Page 47 of Mark & Don't Tell

At the end of the day, she’s his mom, and while I suspect he might’ve been told a drastically different story than the truth, I’ll never say a bad word against her to Ryan.

I’m forty-two, and all I have to show for myself is a room full of paintings. Sure, there’s the company, but that’s something we did as a pack. Me, though? I don’t know that I’ve ever done anything worthwhile.

My own son doesn’t want anything to do with me.

Maybe I’m more like my parents than I care to admit.

Dread slithers through me as I clean up.

I’m not like them, though, am I?

I played with Ryan. I read to him. I slept in his bed when there were storms and he was scared. I told him I loved him every time I felt like it. I made sure to give him hugs because I never got them. I wanted him to know how much I cared about him. Maybe I was too much? Maybe I overdid physical affection.

Get out of your head, Linc, I tell myself, knowing if I don’t, I’ll spiral even further and end up in a bad spot.

Grimacing, I leave the ventilation system on but turn the lights off and join Kai in the den. He’s sitting in one of the chairs, a tumbler filled with amber liquid in his hands. A drink waits for me on the table. I know better than to get drunk on a night like this. The wine from dinner has worked through my system, and I won’t be drinking more.

Dropping into the chair across from Kai, I arch an eyebrow. “You good?”

He takes a sip of his whiskey. It’s measured. Controlled. Kai never wavers. “Vic said something I’ve been thinking about.”

“I’m dying in anticipation,” I say with a smirk.

“‘Still making promises you can’t keep, Kai?’”

I avert my gaze. It’s no secret that Kai goes out of his way to comfort people, even if he makes pretty promises that may never come to fruition. “And how did you feel about that?”

“I guess I have to be careful with my words. Even though I said Vic would stay, maybe I was wrong,” he confesses. “I don’t know if Vic will stay. I don’t know if Daria will stick around, but I do know I’m going to fight for our pack.”
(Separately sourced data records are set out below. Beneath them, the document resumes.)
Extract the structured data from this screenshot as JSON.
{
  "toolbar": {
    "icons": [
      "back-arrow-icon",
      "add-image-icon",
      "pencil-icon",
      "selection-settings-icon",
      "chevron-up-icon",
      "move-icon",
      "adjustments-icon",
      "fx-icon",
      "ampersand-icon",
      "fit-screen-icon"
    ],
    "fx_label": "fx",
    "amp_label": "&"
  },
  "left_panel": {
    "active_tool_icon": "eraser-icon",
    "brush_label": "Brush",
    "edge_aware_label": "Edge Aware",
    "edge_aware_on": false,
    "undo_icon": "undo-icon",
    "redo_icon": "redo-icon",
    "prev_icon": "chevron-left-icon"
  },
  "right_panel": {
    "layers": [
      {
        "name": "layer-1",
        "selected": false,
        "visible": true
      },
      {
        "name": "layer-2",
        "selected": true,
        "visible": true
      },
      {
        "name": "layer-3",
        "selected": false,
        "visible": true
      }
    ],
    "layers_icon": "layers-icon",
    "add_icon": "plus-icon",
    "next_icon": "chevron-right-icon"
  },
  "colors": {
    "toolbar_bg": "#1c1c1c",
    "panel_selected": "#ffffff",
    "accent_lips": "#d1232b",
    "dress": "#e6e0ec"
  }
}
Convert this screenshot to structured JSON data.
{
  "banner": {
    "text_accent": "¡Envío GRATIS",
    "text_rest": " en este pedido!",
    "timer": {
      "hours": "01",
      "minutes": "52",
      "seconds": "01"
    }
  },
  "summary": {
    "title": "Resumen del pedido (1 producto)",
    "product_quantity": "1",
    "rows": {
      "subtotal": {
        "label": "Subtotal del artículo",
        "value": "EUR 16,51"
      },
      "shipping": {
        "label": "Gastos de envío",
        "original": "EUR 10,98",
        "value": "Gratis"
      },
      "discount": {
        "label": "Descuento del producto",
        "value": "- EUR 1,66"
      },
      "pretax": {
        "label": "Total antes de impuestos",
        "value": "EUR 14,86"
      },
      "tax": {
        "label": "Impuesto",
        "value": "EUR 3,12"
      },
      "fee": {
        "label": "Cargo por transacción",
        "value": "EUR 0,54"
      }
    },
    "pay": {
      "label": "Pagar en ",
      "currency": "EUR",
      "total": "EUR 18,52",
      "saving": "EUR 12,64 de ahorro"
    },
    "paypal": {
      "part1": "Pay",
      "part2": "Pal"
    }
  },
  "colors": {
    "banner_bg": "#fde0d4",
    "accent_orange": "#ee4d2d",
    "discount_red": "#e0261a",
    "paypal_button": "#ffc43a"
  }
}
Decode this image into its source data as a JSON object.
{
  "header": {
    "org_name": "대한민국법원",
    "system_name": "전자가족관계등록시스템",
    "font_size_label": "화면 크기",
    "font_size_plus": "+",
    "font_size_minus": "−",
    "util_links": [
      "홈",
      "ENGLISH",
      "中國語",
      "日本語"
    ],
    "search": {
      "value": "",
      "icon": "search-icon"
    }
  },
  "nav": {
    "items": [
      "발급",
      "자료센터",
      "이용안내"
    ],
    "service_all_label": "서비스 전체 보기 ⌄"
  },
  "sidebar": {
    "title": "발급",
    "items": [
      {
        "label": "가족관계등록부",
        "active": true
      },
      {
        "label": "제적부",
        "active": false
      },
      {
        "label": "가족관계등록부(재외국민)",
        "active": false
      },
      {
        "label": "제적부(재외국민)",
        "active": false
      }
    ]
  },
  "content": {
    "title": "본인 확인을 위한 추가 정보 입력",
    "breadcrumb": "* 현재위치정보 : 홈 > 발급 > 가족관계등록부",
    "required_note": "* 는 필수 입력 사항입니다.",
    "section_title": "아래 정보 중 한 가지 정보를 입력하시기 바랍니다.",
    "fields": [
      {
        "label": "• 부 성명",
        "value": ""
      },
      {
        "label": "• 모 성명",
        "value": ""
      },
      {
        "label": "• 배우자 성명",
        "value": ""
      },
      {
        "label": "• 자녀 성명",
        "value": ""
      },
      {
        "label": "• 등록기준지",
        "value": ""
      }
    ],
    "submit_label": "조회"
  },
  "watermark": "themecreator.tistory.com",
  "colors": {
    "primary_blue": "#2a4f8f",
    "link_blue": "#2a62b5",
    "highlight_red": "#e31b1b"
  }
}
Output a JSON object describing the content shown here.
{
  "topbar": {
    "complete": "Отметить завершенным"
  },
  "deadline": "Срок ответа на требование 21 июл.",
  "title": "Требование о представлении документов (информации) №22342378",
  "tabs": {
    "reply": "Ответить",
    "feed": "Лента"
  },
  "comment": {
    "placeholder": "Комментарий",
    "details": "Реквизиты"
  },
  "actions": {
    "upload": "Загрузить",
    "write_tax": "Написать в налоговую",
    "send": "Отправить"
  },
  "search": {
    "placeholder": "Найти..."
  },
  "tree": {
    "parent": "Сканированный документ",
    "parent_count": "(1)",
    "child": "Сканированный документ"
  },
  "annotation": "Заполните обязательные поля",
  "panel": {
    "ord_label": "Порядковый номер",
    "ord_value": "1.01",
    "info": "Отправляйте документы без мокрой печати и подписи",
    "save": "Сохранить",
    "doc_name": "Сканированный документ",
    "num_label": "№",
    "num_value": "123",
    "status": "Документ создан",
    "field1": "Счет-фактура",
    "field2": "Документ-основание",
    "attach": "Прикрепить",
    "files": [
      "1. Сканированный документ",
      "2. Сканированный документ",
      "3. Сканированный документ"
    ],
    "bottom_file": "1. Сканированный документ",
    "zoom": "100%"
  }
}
My eyes cut to his. “So am I.”

And right now, that’s the best we can do.

Eighteen

DARIA

It’s been five days since the dinner disaster. Five days since I met my scent matches. Five days of wondering. Five days of worrying. Five days of torture. Vic hasn’t even called. He wasn’t at the family dinner Letti put together on Sunday.

At some point, I started to wonder if I imagined the whole thing.

But as I slip on the collar on Monday morning, I know it was real. Their silence leaves me with only memories to cling to. Even though they argued, it was easy to see they were a pack.

Linc, the self-professed funny guy.

Vic, the intense, brooding beta.

And Kai, the outgoing caretaker.

I slip into my Chelsea boots, which pair nicely with my black skirt, white top, and cute, lacy tights. Since I’m going to work, I grab a simple black blazer. With the collar, it’s very edgy professional. It’s a vibe and I’m here for it.

Is it sad that I’m still wearing the collar? Maybe, but I can’t resist hoping the pack will come around. Part of me is dying on the inside, hating that I haven’t seen them.

I grab an everything bagel and pop it into the toaster. There were five bags of groceries outside my door the other day. A receipt was stapled to the bag—an order for Nicole—but there was no one by that name on my floor, and the delivery person was long gone. Seeing as my kitchen was empty, I decided to keep the food.

Does that make me a horrible person? I spread cream cheese on the toasted bagel and take a bite, humming in approval. I’m down with being bad if it means I get to eat like this every morning. The groceries will only last so long, but I’m enjoying the free food while I can.

My thoughts turn to my fated mates as I head to work. I asked them to get their shit together. Logically, the shit gathering could take more than a few days and that silly, wounded bird inside of me is already singing a song of heartbreak.